The Washington Supreme Court recently issued a landmark decision barring insurance companies from relying on the attorney-client privilege to avoid disclosure of communications with outside counsel related to the investigation, evaluation, negotiation or processing of bad faith insurance claims. Cedell v. Farmers Insurance Company of Washington, 295 F.3d 239 (2013). Because national insurance companies frequently rely on the expertise of local Washington coverage attorneys to adjust construction defect claims only to hide behind the cloak of attorney-client privilege after denying coverage, this decision will benefit all in the construction industry – contractors, subcontractors, and developers alike – by exposing insurance companies’ bad faith practices and subjecting them to liability under Washington’s Insurance Fair Conduct Act. 

*          *          *

The policyholder in this case, Cedell, suffered a loss in 2006. The insurance company, Farmers, delayed its coverage determination and eventually retained coverage counsel to assist with the handling of Cedell’s insurance claim. Eight months after the loss, Farmer’s coverage counsel sent Cedell a “one-time offer of $30,000” to settle Cedell’s insurance claim; an amount significantly less than the $105,000 exposure Farmers initially estimated. Cedell accordingly filed suit alleging, among other things, that Farmers acted in bad faith in handling his insurance claim.

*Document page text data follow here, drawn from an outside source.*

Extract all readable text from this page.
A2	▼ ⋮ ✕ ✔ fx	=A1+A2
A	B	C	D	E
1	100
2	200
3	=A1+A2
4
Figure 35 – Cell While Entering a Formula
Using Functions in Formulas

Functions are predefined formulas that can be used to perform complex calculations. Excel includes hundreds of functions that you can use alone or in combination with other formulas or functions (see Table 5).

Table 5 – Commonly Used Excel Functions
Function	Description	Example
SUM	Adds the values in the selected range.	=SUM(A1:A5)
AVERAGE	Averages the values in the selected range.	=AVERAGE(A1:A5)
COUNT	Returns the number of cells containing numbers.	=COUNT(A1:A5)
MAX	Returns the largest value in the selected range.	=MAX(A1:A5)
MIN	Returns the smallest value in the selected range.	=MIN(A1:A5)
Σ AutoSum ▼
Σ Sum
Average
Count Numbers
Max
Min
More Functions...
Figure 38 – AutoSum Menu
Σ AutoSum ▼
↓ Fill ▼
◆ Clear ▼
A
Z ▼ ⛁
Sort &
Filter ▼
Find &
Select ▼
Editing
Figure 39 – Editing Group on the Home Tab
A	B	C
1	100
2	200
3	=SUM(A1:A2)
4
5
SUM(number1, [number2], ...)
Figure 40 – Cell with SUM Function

After filing suit, Cedell issued discovery requests to Farmers.  Farmers produced a heavily redacted claims file and refused to answer interrogatories on grounds that the information sought was privileged. Cedell accordingly moved to compel the disclosure of that information and the superior court ordered that Farmers produce the documents it previously withheld or redacted. 

The Court of Appeals reversed the superior court ruling, but the Washington Supreme Court granted review. In siding with Cedell, the Washington Supreme Court established a four-step process by which insurance companies must abide to avoid disclosure of communications which may otherwise be protected by the attorney-client privilege: 

  • First, the Washington Supreme Court established that there is a “presumption that there is no attorney-client privilege relevant between the insured and the insurer in the claims adjusting process, and that the attorney-client and work product privileges are generally not relevant.”
  • Second, “the insurer may overcome the presumption of discoverability by showing its attorney was not engaged in the quasi-fiduciary tasks of investigating and evaluating or processing the claim, but instead in providing the insurer with counsel as to its own potential liability; for example, whether or not coverage exists under the law.”
  • Third, if the insurance company makes such a showing, the insurance company is entitled to an in camera review of the questioned communications and “to the redaction of communications from counsel that reflected the mental impressions of the attorney to the insurance company, unless those mental impressions are directly at issue in the quasi-fiduciary responsibilities to its insured.”
  • Finally, if the court finds the attorney-client privilege applies, “then the court should next address any claims the insured may have to pierce the attorney-client privilege,” such as the fraud exception.

The Washington Supreme Court’s four-step process was established to protect two fundamental public policy pillars: (1) that insurance companies have a good faith, quasi-fiduciary duty to their policyholders under Washington law; and (2) that insurance policies, practices, and procedures are highly regulated in Washington and of substantial public interest. Those two fundamental public policy pillars apply to first-party insurance policies and third-party liability insurance policies alike; in fact, those two public policy pillars have even greater import in the context of third-party liability insurance policies because third-party liability insurers have an enhanced duty of good faith under Washington law. Thus, while insurers will likely argue the Cedell decision only applies to bad faith insurance claims involving first-party insurance policies, the four-step process established by the Washington Supreme Court necessarily applies to first-party insurance policies and third-party liability insurance policies alike.

Accordingly, insurance companies defending against bad faith claims in Washington can no longer rely on the attorney-client privilege to avoid disclosure of communications with outside counsel related to the investigation, evaluation, negotiation or processing of a policyholder’s insurance claim. As the Washington Supreme Court aptly noted, “[t]o permit a blanket privilege in insurance bad faith cases because of the participation of lawyers hired or employed by insurers would unreasonably obstruct discovery of meritorious claims and conceal unwarranted practices.” Id. at 245.